Its stomach turning to watch and imagine being there. 

Later, we sat talking wondering about all that we know about the left. Why do humans resort to such manifestations of power.  As one man pointed out in the museum, there is no forgiving.  They shot people who had different opinions, 16 and 18 year old kids, left dead.  That was their socialism.
And what of the intellectuals we love, such as Lukacs, who failed to condemn Stalin?  Did he even have a choice?  And what is one to think when the philosophy one dedicates his life to is used to justify a power play, supported by gulags, torture, and repression?

We talked about the anarchists of history who opposed this, as well as assasinated leaders, the left who failed to condemn Stalin, and the ascendant right.  Its a scary world.

Finishing lunch in the beer garden we made our way to the Shoes on the Danube Bank monument.  Standing, we looked at the shoes memorializing the victims, wondering about their final moments, looking at the shoes they were forced to take off before they were shot.

Later, we spend the afternoon at the Gellert Bath, feeling good to be alive, but full of mixed emotions.  Its a lot to take in.  There is a lot of cruelty.  In the US, congress is busy gutting funding for healthcare. Cruelty and greed are everywhere.

But so are heros.  Walking later that night, I heard violins and gypsy music in the Jewish Quarter.  Kids sat on the bridge, eating along the Danbube, just trying to enjoy their lives for a moment in time, in their majestic city.

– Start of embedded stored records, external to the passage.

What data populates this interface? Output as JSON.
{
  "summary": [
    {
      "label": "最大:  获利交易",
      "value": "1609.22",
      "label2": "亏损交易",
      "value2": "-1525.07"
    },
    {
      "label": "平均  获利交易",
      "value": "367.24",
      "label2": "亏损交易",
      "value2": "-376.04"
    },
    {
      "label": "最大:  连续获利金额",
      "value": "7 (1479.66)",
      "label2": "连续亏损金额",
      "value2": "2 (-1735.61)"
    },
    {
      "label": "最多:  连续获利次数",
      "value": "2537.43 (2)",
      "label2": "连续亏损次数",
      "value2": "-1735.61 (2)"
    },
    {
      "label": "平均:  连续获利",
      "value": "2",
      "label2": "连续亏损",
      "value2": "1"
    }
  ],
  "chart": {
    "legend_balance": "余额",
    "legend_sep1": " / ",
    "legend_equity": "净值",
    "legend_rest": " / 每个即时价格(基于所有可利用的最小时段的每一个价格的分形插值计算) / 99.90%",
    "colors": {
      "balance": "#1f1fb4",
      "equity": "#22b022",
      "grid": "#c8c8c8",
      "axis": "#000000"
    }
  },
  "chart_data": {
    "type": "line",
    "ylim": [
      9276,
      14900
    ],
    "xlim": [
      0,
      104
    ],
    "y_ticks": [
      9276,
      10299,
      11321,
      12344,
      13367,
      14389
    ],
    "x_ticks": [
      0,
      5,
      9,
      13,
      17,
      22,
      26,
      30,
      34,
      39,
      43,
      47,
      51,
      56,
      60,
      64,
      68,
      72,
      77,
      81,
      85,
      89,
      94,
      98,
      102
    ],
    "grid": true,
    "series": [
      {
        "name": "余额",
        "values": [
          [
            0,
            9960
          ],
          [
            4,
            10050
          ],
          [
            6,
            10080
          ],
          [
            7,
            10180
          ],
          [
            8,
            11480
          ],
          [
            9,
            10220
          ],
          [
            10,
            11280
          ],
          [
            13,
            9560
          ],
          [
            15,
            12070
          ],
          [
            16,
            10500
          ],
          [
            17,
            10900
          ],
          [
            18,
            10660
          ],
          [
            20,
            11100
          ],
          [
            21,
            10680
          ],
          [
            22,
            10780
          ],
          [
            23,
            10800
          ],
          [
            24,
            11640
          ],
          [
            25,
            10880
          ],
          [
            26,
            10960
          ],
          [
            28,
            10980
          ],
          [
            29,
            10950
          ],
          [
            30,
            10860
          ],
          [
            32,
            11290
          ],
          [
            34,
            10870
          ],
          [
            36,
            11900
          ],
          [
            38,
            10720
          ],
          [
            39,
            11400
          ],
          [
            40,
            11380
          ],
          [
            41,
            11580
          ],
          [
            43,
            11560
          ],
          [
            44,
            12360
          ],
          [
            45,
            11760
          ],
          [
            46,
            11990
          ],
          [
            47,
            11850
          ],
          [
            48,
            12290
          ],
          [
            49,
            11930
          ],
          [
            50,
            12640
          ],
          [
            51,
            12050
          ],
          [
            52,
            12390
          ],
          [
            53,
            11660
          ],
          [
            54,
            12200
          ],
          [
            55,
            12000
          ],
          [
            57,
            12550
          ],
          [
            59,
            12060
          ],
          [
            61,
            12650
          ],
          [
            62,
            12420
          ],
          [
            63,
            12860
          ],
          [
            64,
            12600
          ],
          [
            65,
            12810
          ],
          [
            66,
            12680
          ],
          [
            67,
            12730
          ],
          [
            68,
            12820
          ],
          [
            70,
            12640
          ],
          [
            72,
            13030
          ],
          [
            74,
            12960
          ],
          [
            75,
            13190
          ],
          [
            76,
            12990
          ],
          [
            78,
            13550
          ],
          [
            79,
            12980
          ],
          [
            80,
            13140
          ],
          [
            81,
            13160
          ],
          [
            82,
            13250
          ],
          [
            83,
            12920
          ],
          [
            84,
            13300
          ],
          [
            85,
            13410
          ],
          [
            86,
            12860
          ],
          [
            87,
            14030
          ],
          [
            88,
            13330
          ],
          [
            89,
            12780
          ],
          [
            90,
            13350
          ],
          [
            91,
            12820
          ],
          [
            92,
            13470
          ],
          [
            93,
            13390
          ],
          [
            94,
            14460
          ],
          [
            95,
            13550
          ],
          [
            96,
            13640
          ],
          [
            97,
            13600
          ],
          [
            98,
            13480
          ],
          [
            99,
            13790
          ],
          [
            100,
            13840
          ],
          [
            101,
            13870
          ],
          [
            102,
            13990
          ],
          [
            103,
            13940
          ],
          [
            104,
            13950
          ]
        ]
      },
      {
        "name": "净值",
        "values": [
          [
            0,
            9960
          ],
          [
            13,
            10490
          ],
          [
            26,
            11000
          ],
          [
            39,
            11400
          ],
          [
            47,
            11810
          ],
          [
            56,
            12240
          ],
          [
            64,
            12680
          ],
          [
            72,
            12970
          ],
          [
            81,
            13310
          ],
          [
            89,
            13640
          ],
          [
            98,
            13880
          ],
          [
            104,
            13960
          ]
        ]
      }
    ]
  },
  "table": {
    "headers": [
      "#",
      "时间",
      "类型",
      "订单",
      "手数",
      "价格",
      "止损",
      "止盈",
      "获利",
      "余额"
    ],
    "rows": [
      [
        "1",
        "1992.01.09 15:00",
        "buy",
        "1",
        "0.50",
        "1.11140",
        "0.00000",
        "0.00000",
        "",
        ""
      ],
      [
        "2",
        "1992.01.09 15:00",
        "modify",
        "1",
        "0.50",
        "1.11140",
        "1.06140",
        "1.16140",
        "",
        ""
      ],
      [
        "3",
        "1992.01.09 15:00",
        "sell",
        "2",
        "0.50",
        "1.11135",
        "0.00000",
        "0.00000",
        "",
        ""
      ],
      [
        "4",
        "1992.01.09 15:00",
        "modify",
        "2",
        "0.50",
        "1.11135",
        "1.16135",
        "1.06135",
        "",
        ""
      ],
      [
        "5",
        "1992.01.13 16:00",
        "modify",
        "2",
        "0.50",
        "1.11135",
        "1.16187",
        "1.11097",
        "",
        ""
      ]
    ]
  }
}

Number two and I walked and talked.

"Dad, I think we spent too much time in Vienna.  I really like it here," she continued.  "Its just beautiful, full of people.  It feels livable."

I do adore Budapest.  I'm sorry for the cruelties of its past.  I hope it will be ok.




























































































































































































































































































































































































































Scenes from a wonderful two days in Budapest.